After a series of delays, Prime Minister orders the line to Russia’s diamond capital Yakutsk to be ready for the first passengers by July.
Prime Minister has ordered that construction work is finished by July 1. Picture: Rossiyskaya Gazeta
Prime Minister Dmitry Medvedev has laid down a deadline for the completion of track that would create an extension to the famous Trans-Siberian Railway.
It had been hoped a link connecting the route, and its northerly cousin the Baikal Amur Mainline, to the city of Yakutsk in the Far East would have been finished in 2012.

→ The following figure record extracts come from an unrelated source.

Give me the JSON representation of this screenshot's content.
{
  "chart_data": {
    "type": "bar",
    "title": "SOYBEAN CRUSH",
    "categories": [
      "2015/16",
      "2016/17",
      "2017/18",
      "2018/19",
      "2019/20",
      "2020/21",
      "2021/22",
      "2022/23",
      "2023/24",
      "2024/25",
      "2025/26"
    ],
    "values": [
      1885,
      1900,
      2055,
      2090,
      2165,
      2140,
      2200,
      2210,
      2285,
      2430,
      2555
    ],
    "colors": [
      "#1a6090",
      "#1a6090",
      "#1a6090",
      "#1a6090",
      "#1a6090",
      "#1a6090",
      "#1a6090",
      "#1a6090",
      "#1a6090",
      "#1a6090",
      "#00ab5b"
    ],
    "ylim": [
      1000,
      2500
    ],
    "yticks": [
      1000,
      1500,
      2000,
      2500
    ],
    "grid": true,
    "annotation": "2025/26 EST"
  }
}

The first cargo train did travel from Tommot to Nizhny Bestyajh, a station across the Lena River from Yakutsk, on August 30 last year but as yet the line is still not in full use. Indeed, only 90 per cent of it is ready.
Now the Prime Minister has ordered that construction work is finished by July 1. The announcement came following a meeting in Khabarovsk in which the project was discussed as part of overall plans for the social and economic development of the Far East.
Russia’s Ministry of Transport, the Ministry of Finance and the government of Yakutia – also known as the Sakha Republic – were ordered to ensure adequate funding is in place.
The infrastructure was supposed to have been completed by 2012 but the general contractor, Transstroy Engineering Corporation, rescheduled the launch several times.
The first cargo train did travel from Tommot to Nizhny Bestyajh, a station across the Lena River from Yakutsk, on August 30 last year but as yet the line is still not in full use. Pictures: Yegor Borisov, Apsat
Transstroy is one of the oldest Russian companies operating in infrastructure construction, having been created by then Minister for Transport Construction Vladimir Brezhnev in 1991. But the company has debts of about 300 million roubles, with almost 86 million roubles still to be paid to subcontractors.
Nevertheless Yakutia’s leader Egor Borisov has also insisted on the project being finished this year, and ordered the Ministry of Finance to consider an amendment to the federal budgets for 2015 to 2017.
Ultimately the new 1,239 (770 mile) rail link will connect the famous Trans-Siberian route to Yakutsk. It will actually reach the opposite side of the Lena River with a mega 3km bridge connecting the new railway station with the city itself.
The route presents a major new tourist attraction for rail explorers from around the world, and for Russians themselves.
Called AYAM - the north-south Amur-Yakutian Mainline (BAM) - the line has links for travellers either coming from the east or west on the Trans-Siberian and also the Baikal Amur Mainline. At its most southerly point, is the station of Bamovskaya station on the Trans-Siberian line, in the west of Amur region, some 32 km north-west of Skovorodino station.
From here the mainline goes north, joining the Baikal-Amur Mainline at Tynda station. It then proceeds and goes along the BAM for about 27 km, before heading northwards.
Currently passenger traffic operates from Tynda to the town of Tommot, located on the Aldan River, with population of more than 8,000 people. Tommot is some 390 km (240 miles) southwest of Yakutsk and 70 km (43 miles) southwest of Aldan.
This part of the route has been in operation for passengers for a decade, and for freight since 1997, but the excitement is in the link though some of Russia's remotest territory to the outskirts of Yakutsk, diamond capital of Russia.
It is said that the Amur-Yakutsk Mainline has become the largest and most complex project in the field of railway construction in Russia for the last 30 years.